Se ha comprobado que lo más preferible es que un derivado de hidroxilamina al que se ha añadido una sal de citrato se encuentren en un reactivo que contiene NAD o NADP y si fuera preciso, en otro reactivo que contenga un analito transmisor de hidrógeno, que contenga además sustratos y sustancias auxiliares, además de ácido bórico o una sal de borato, para la determinación del tampón correspondiente, como por ejemplo, N-metilglucamina (MEG). Para esta configuración sirven también los datos de concentración ya indicados. Además se ha comprobado que se prefieren aprox. 20 hasta 200 mM de citrato o ácido cítrico y aprox. 10 hasta 150 mM del derivado de hidroxilamina correspondiente. Para el derivado de ácido bórico que se ha añadido a la solución de sustrato que no contiene NAD/NADP (llamado reactivo 1) se ha comprobado que lo apropiado es un margen de concentración entre 50 y 200 mM.
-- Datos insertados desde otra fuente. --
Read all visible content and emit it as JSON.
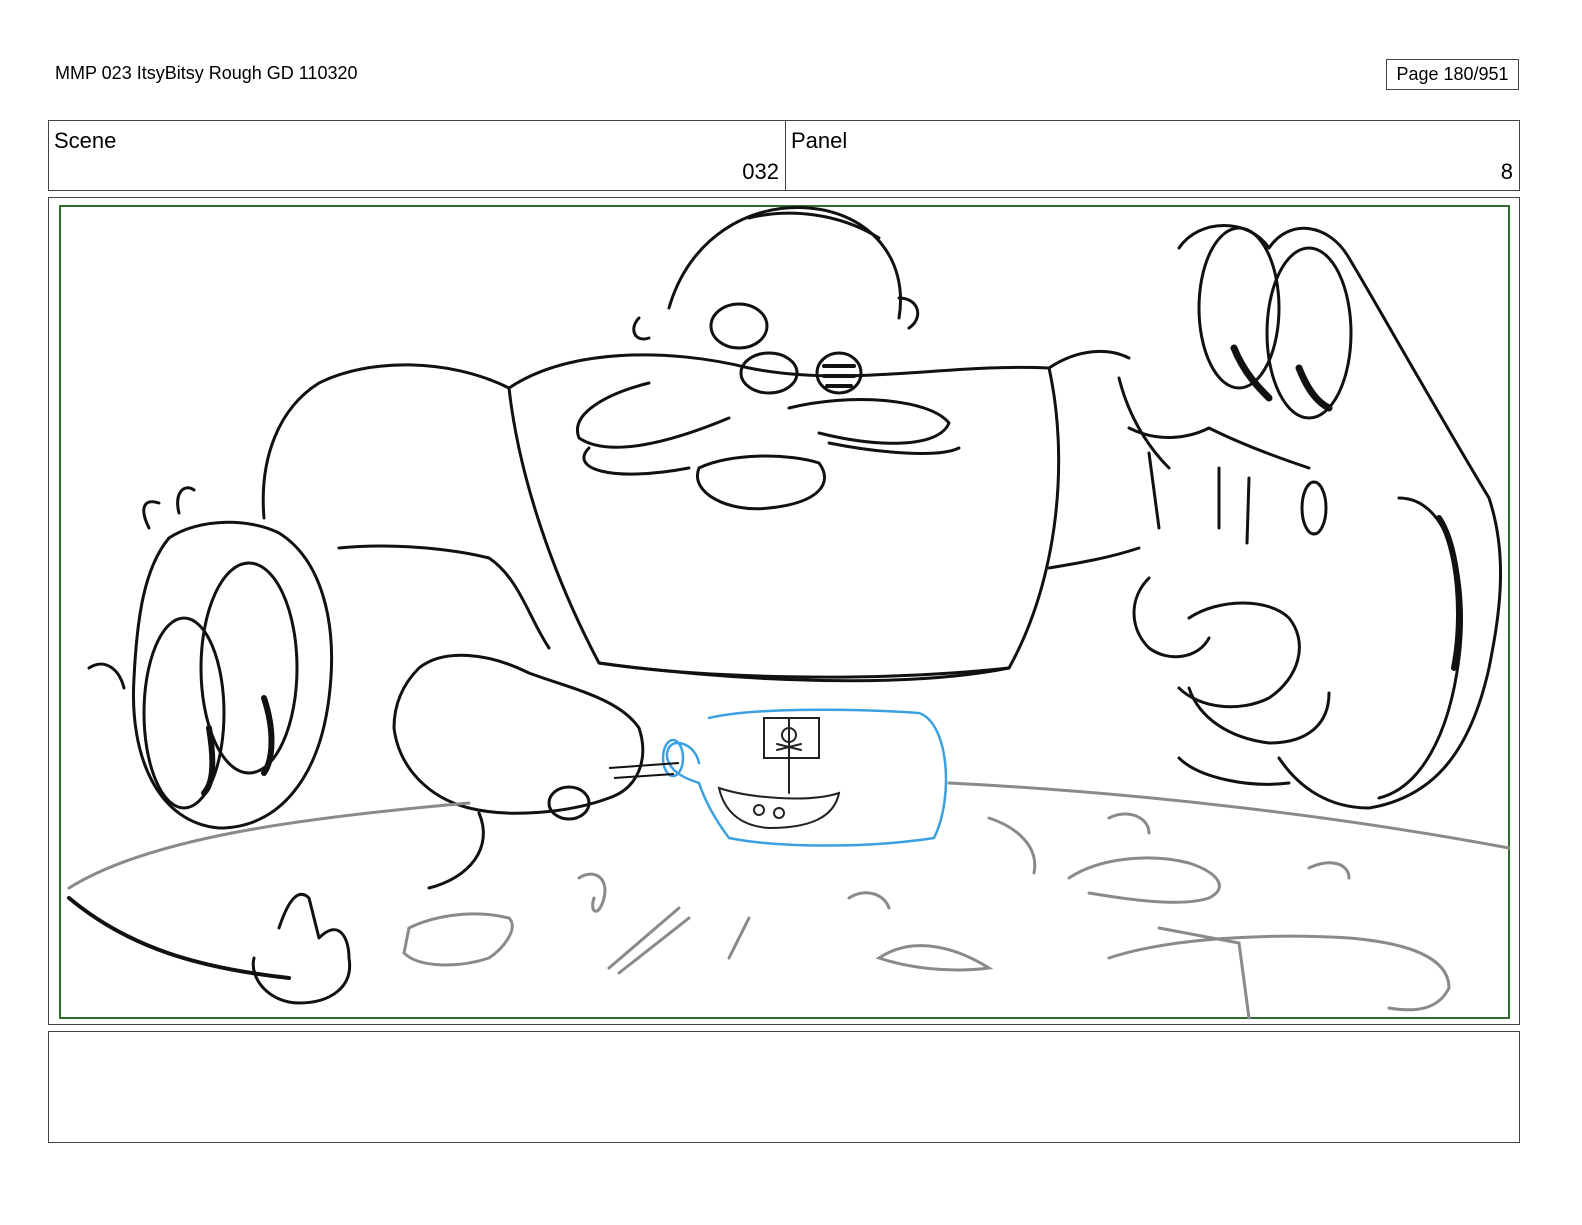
{
  "header": {
    "document_title": "MMP 023 ItsyBitsy Rough GD 110320",
    "page_label": "Page 180/951"
  },
  "info": {
    "scene_label": "Scene",
    "scene_value": "032",
    "panel_label": "Panel",
    "panel_value": "8"
  },
  "frame": {
    "border_color": "#2e6b2e",
    "line_color": "#111111",
    "table_line_color": "#8a8a8a",
    "accent_color": "#3aa0e0"
  },
  "notes": {
    "text": ""
  }
}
Como tampón son adecuadas aquellas sustancias para el reactivo que contiene el sustrato, que presentan una buena capacidad amortiguadora entre un pH de 8,5 y 10,0, como por ejemplo, los llamados buenos tampones (tricina, bicina, TAPS, AMPSO, CHES, CAPSO, AMP, CAPS), carbonatos de iones de metales alcalinos, MEG, TRIS así como tampón fosfato. También se ha comprobado que las mezclas de las llamadas sustancias tampón son muy adecuadas. Lo preferido es que la concentración tampón oscile entre 10 y 1000 mM, preferiblemente entre 200 y 600 mM. En la solución tampón alcalina (reactivo 1), que fija el valor del pH de trabajo se ha comprobado que lo preferible es la adición de ácido bórico o de sus sales y derivados solubles. La concentración de los componentes de ácido bórico correspondiente se sitúa entre 50 y 200 mM, preferiblemente alrededor de 100 mM.
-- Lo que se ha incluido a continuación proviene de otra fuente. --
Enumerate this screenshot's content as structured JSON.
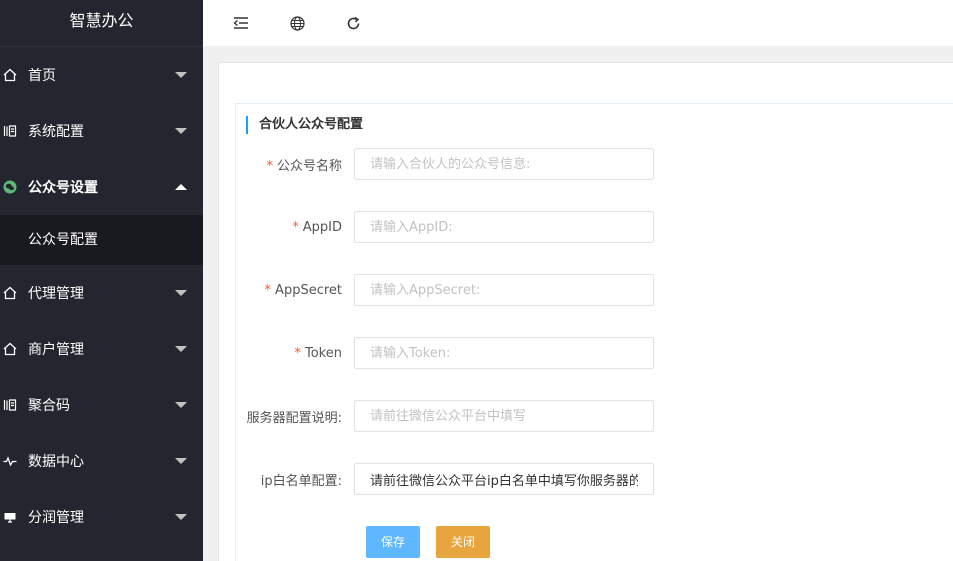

Como coenzimas en el sentido de la presente invención se tienen en cuenta el NAD o el NADP, pero también los coenzimas modificados, como por ejemplo tioNAD(P) o NHxDP (= nicotinamidahipoxantina-dinucleótidofosfato). Los coenzimas pueden presentarse en una concentración de aproximadamente 1,0 hasta 100 mM en la cubeta de reacción, preferiblemente en un margen de 5,0 hasta 15,0 mM.
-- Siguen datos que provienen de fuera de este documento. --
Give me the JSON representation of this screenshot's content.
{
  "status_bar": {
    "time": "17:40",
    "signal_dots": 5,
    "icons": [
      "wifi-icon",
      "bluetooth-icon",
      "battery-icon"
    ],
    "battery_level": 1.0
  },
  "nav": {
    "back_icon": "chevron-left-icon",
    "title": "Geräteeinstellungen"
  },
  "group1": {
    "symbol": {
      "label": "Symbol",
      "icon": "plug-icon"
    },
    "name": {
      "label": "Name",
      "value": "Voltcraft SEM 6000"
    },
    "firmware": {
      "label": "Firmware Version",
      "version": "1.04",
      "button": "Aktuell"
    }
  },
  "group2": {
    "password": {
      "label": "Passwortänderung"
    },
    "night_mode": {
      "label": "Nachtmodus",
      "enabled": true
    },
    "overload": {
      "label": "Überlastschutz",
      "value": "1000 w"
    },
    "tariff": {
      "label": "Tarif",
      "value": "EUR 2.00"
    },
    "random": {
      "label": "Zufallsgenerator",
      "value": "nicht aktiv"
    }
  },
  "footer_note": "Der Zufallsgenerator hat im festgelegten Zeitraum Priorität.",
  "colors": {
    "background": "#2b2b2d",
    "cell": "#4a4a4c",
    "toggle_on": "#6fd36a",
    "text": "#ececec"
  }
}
Las soluciones de coenzimas estabilizadas conforme a la invención se emplean en forma de soluciones acuosas. El reactivo preparado para ello es estable también como granulado, mezcla en polvo así como liofilizado durante un periodo de tiempo amplio. Se ha podido constatar que no existen síntomas de descomposición del reactivo a temperaturas de 2 hasta 8ºC en un periodo de tiempo de 15 meses. Se ha podido demostrar que bajo una carga, es decir a una temperatura de aproximadamente 35ºC durante 2 semanas o bajo un tratamiento a 42ºC durante cinco días, la solución se mantiene estable con uno o varios aditivos conforme a la invención.
Otro objetivo de la invención es un método para la determinación de un analito transmisor de hidrógeno o bien de una deshidrogenas correspondiente en presencia de un coenzima que absorbe hidrógeno, donde el coenzima se presenta en una solución acuosa estabilizada tal como se ha descrito antes.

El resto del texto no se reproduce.